Microflow reactors provide an ideal environment for the artificial growth of biological tissues, since temperature and concentration of the chemical species can be accurately controlled. In this work, we present an analysis of transport regimes and mechanisms underlying the cell activity in the microenvironment, in terms of reaction rates, product and reactants spatio-temporal profiles. We set up an advection-diffusion-reaction transport model to reproduce an hepatic sinusoide, to a design guidance for the experimental prototype. The device consists of a U-shape sinusoid equipped with a microfluidic barrier, simulating endotelial cells, which separes the inflow-outflow channel for oxigen and nutrients uptake from internal chamber hosting hepatic cells.
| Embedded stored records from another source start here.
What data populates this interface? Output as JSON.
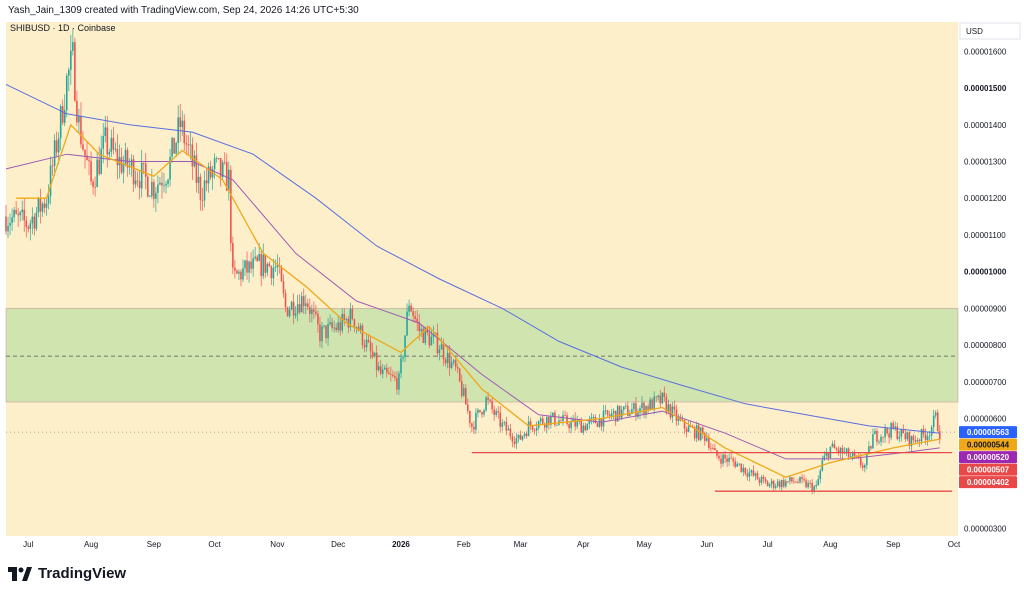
{
  "header": {
    "attribution": "Yash_Jain_1309 created with TradingView.com, Sep 24, 2026 14:26 UTC+5:30"
  },
  "footer": {
    "brand": "TradingView"
  },
  "colors": {
    "background": "#fdefca",
    "up": "#26a69a",
    "down": "#ef5350",
    "ma_fast": "#f0a818",
    "ma_mid": "#a05ab4",
    "ma_slow": "#5a6ee0",
    "zone": "#d0e4b0",
    "support": "#e84848"
  },
  "chart_data": {
    "type": "candlestick",
    "title": "SHIBUSD · 1D · Coinbase",
    "currency": "USD",
    "ylim": [
      2.8e-06,
      1.68e-05
    ],
    "grid": false,
    "y_ticks": [
      "0.00001600",
      "0.00001500",
      "0.00001400",
      "0.00001300",
      "0.00001200",
      "0.00001100",
      "0.00001000",
      "0.00000900",
      "0.00000800",
      "0.00000700",
      "0.00000600",
      "0.00000300"
    ],
    "y_tick_values": [
      1.6e-05,
      1.5e-05,
      1.4e-05,
      1.3e-05,
      1.2e-05,
      1.1e-05,
      1e-05,
      9e-06,
      8e-06,
      7e-06,
      6e-06,
      3e-06
    ],
    "x_ticks": [
      "Jul",
      "Aug",
      "Sep",
      "Oct",
      "Nov",
      "Dec",
      "2026",
      "Feb",
      "Mar",
      "Apr",
      "May",
      "Jun",
      "Jul",
      "Aug",
      "Sep",
      "Oct"
    ],
    "x_tick_dates": [
      "2025-07-01",
      "2025-08-01",
      "2025-09-01",
      "2025-10-01",
      "2025-11-01",
      "2025-12-01",
      "2026-01-01",
      "2026-02-01",
      "2026-03-01",
      "2026-04-01",
      "2026-05-01",
      "2026-06-01",
      "2026-07-01",
      "2026-08-01",
      "2026-09-01",
      "2026-10-01"
    ],
    "x_range": [
      "2025-06-20",
      "2026-10-03"
    ],
    "closes": [
      {
        "date": "2025-06-20",
        "value": 1.15e-05
      },
      {
        "date": "2025-07-01",
        "value": 1.13e-05
      },
      {
        "date": "2025-07-10",
        "value": 1.2e-05
      },
      {
        "date": "2025-07-16",
        "value": 1.38e-05
      },
      {
        "date": "2025-07-20",
        "value": 1.52e-05
      },
      {
        "date": "2025-07-23",
        "value": 1.58e-05
      },
      {
        "date": "2025-07-26",
        "value": 1.4e-05
      },
      {
        "date": "2025-08-01",
        "value": 1.24e-05
      },
      {
        "date": "2025-08-08",
        "value": 1.35e-05
      },
      {
        "date": "2025-08-15",
        "value": 1.3e-05
      },
      {
        "date": "2025-08-22",
        "value": 1.28e-05
      },
      {
        "date": "2025-09-01",
        "value": 1.23e-05
      },
      {
        "date": "2025-09-08",
        "value": 1.28e-05
      },
      {
        "date": "2025-09-14",
        "value": 1.4e-05
      },
      {
        "date": "2025-09-18",
        "value": 1.33e-05
      },
      {
        "date": "2025-09-24",
        "value": 1.22e-05
      },
      {
        "date": "2025-10-01",
        "value": 1.28e-05
      },
      {
        "date": "2025-10-08",
        "value": 1.25e-05
      },
      {
        "date": "2025-10-10",
        "value": 9.8e-06
      },
      {
        "date": "2025-10-15",
        "value": 1e-05
      },
      {
        "date": "2025-10-25",
        "value": 1.02e-05
      },
      {
        "date": "2025-11-01",
        "value": 1.01e-05
      },
      {
        "date": "2025-11-05",
        "value": 9e-06
      },
      {
        "date": "2025-11-15",
        "value": 9.3e-06
      },
      {
        "date": "2025-11-22",
        "value": 8.3e-06
      },
      {
        "date": "2025-12-01",
        "value": 8.5e-06
      },
      {
        "date": "2025-12-08",
        "value": 8.8e-06
      },
      {
        "date": "2025-12-15",
        "value": 8e-06
      },
      {
        "date": "2025-12-22",
        "value": 7.2e-06
      },
      {
        "date": "2025-12-31",
        "value": 7e-06
      },
      {
        "date": "2026-01-03",
        "value": 8.3e-06
      },
      {
        "date": "2026-01-05",
        "value": 9.2e-06
      },
      {
        "date": "2026-01-10",
        "value": 8.4e-06
      },
      {
        "date": "2026-01-20",
        "value": 8e-06
      },
      {
        "date": "2026-01-28",
        "value": 7.3e-06
      },
      {
        "date": "2026-02-01",
        "value": 6.6e-06
      },
      {
        "date": "2026-02-05",
        "value": 5.8e-06
      },
      {
        "date": "2026-02-12",
        "value": 6.5e-06
      },
      {
        "date": "2026-02-20",
        "value": 5.8e-06
      },
      {
        "date": "2026-02-28",
        "value": 5.4e-06
      },
      {
        "date": "2026-03-05",
        "value": 5.8e-06
      },
      {
        "date": "2026-03-15",
        "value": 6e-06
      },
      {
        "date": "2026-04-01",
        "value": 5.8e-06
      },
      {
        "date": "2026-04-15",
        "value": 6.1e-06
      },
      {
        "date": "2026-05-01",
        "value": 6.3e-06
      },
      {
        "date": "2026-05-10",
        "value": 6.5e-06
      },
      {
        "date": "2026-05-20",
        "value": 5.8e-06
      },
      {
        "date": "2026-06-01",
        "value": 5.5e-06
      },
      {
        "date": "2026-06-05",
        "value": 5e-06
      },
      {
        "date": "2026-06-15",
        "value": 4.8e-06
      },
      {
        "date": "2026-06-25",
        "value": 4.4e-06
      },
      {
        "date": "2026-07-01",
        "value": 4.2e-06
      },
      {
        "date": "2026-07-15",
        "value": 4.3e-06
      },
      {
        "date": "2026-07-25",
        "value": 4.1e-06
      },
      {
        "date": "2026-07-28",
        "value": 4.8e-06
      },
      {
        "date": "2026-08-01",
        "value": 5.2e-06
      },
      {
        "date": "2026-08-10",
        "value": 5e-06
      },
      {
        "date": "2026-08-18",
        "value": 4.7e-06
      },
      {
        "date": "2026-08-22",
        "value": 5.5e-06
      },
      {
        "date": "2026-09-01",
        "value": 5.7e-06
      },
      {
        "date": "2026-09-10",
        "value": 5.4e-06
      },
      {
        "date": "2026-09-18",
        "value": 5.6e-06
      },
      {
        "date": "2026-09-22",
        "value": 6e-06
      },
      {
        "date": "2026-09-24",
        "value": 5.63e-06
      }
    ],
    "ma_fast": [
      {
        "date": "2025-06-25",
        "value": 1.2e-05
      },
      {
        "date": "2025-07-10",
        "value": 1.2e-05
      },
      {
        "date": "2025-07-22",
        "value": 1.4e-05
      },
      {
        "date": "2025-08-05",
        "value": 1.32e-05
      },
      {
        "date": "2025-09-01",
        "value": 1.26e-05
      },
      {
        "date": "2025-09-15",
        "value": 1.33e-05
      },
      {
        "date": "2025-10-05",
        "value": 1.25e-05
      },
      {
        "date": "2025-10-25",
        "value": 1.05e-05
      },
      {
        "date": "2025-11-15",
        "value": 9.6e-06
      },
      {
        "date": "2025-12-05",
        "value": 8.6e-06
      },
      {
        "date": "2026-01-01",
        "value": 7.8e-06
      },
      {
        "date": "2026-01-15",
        "value": 8.5e-06
      },
      {
        "date": "2026-02-10",
        "value": 6.8e-06
      },
      {
        "date": "2026-03-05",
        "value": 5.8e-06
      },
      {
        "date": "2026-04-10",
        "value": 6e-06
      },
      {
        "date": "2026-05-10",
        "value": 6.3e-06
      },
      {
        "date": "2026-06-10",
        "value": 5.2e-06
      },
      {
        "date": "2026-07-10",
        "value": 4.4e-06
      },
      {
        "date": "2026-08-01",
        "value": 4.8e-06
      },
      {
        "date": "2026-09-01",
        "value": 5.2e-06
      },
      {
        "date": "2026-09-24",
        "value": 5.44e-06
      }
    ],
    "ma_mid": [
      {
        "date": "2025-06-20",
        "value": 1.28e-05
      },
      {
        "date": "2025-07-20",
        "value": 1.32e-05
      },
      {
        "date": "2025-08-20",
        "value": 1.3e-05
      },
      {
        "date": "2025-09-20",
        "value": 1.3e-05
      },
      {
        "date": "2025-10-10",
        "value": 1.25e-05
      },
      {
        "date": "2025-11-10",
        "value": 1.05e-05
      },
      {
        "date": "2025-12-10",
        "value": 9.2e-06
      },
      {
        "date": "2026-01-10",
        "value": 8.6e-06
      },
      {
        "date": "2026-02-10",
        "value": 7.2e-06
      },
      {
        "date": "2026-03-10",
        "value": 6.1e-06
      },
      {
        "date": "2026-04-10",
        "value": 5.9e-06
      },
      {
        "date": "2026-05-10",
        "value": 6.2e-06
      },
      {
        "date": "2026-06-10",
        "value": 5.6e-06
      },
      {
        "date": "2026-07-10",
        "value": 4.9e-06
      },
      {
        "date": "2026-08-10",
        "value": 4.9e-06
      },
      {
        "date": "2026-09-10",
        "value": 5.1e-06
      },
      {
        "date": "2026-09-24",
        "value": 5.2e-06
      }
    ],
    "ma_slow": [
      {
        "date": "2025-06-20",
        "value": 1.51e-05
      },
      {
        "date": "2025-07-20",
        "value": 1.43e-05
      },
      {
        "date": "2025-08-20",
        "value": 1.4e-05
      },
      {
        "date": "2025-09-20",
        "value": 1.38e-05
      },
      {
        "date": "2025-10-20",
        "value": 1.32e-05
      },
      {
        "date": "2025-11-20",
        "value": 1.2e-05
      },
      {
        "date": "2025-12-20",
        "value": 1.07e-05
      },
      {
        "date": "2026-01-20",
        "value": 9.8e-06
      },
      {
        "date": "2026-02-20",
        "value": 9e-06
      },
      {
        "date": "2026-03-20",
        "value": 8.1e-06
      },
      {
        "date": "2026-04-20",
        "value": 7.4e-06
      },
      {
        "date": "2026-05-20",
        "value": 6.9e-06
      },
      {
        "date": "2026-06-20",
        "value": 6.4e-06
      },
      {
        "date": "2026-07-20",
        "value": 6.1e-06
      },
      {
        "date": "2026-08-20",
        "value": 5.8e-06
      },
      {
        "date": "2026-09-24",
        "value": 5.6e-06
      }
    ],
    "zone": {
      "from": 6.45e-06,
      "to": 9e-06,
      "mid": 7.7e-06
    },
    "support_lines": [
      {
        "from": "2026-02-05",
        "to": "2026-09-30",
        "value": 5.07e-06
      },
      {
        "from": "2026-06-05",
        "to": "2026-09-30",
        "value": 4.02e-06
      }
    ],
    "price_badges": [
      {
        "label": "0.00000563",
        "value": 5.63e-06,
        "color": "#2962ff"
      },
      {
        "label": "0.00000544",
        "value": 5.44e-06,
        "color": "#f0a818"
      },
      {
        "label": "0.00000520",
        "value": 5.2e-06,
        "color": "#9c27b0"
      },
      {
        "label": "0.00000507",
        "value": 5.07e-06,
        "color": "#e84848"
      },
      {
        "label": "0.00000402",
        "value": 4.02e-06,
        "color": "#e84848"
      }
    ]
  }
}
Due to the small scale, creeping flow conditions prevail, and the focus of the analysis to investigate the transport of oxygen and nutrients from the laminar streams crossing the device to the immobilized cell phase. Assuming a nonlinear (Michaelis-Menten) kinetics of consumption of the transported species in the bulk cell phase, a wide variety of flow rate conditions are considered, as well as values of the bare molecular diffusivity of the transported species, ranging in an interval of four decades. In the specific scale and geometry, the impact of flowrate conditions on the concentration field is strongly dependent on the diffusivity of target chemical species.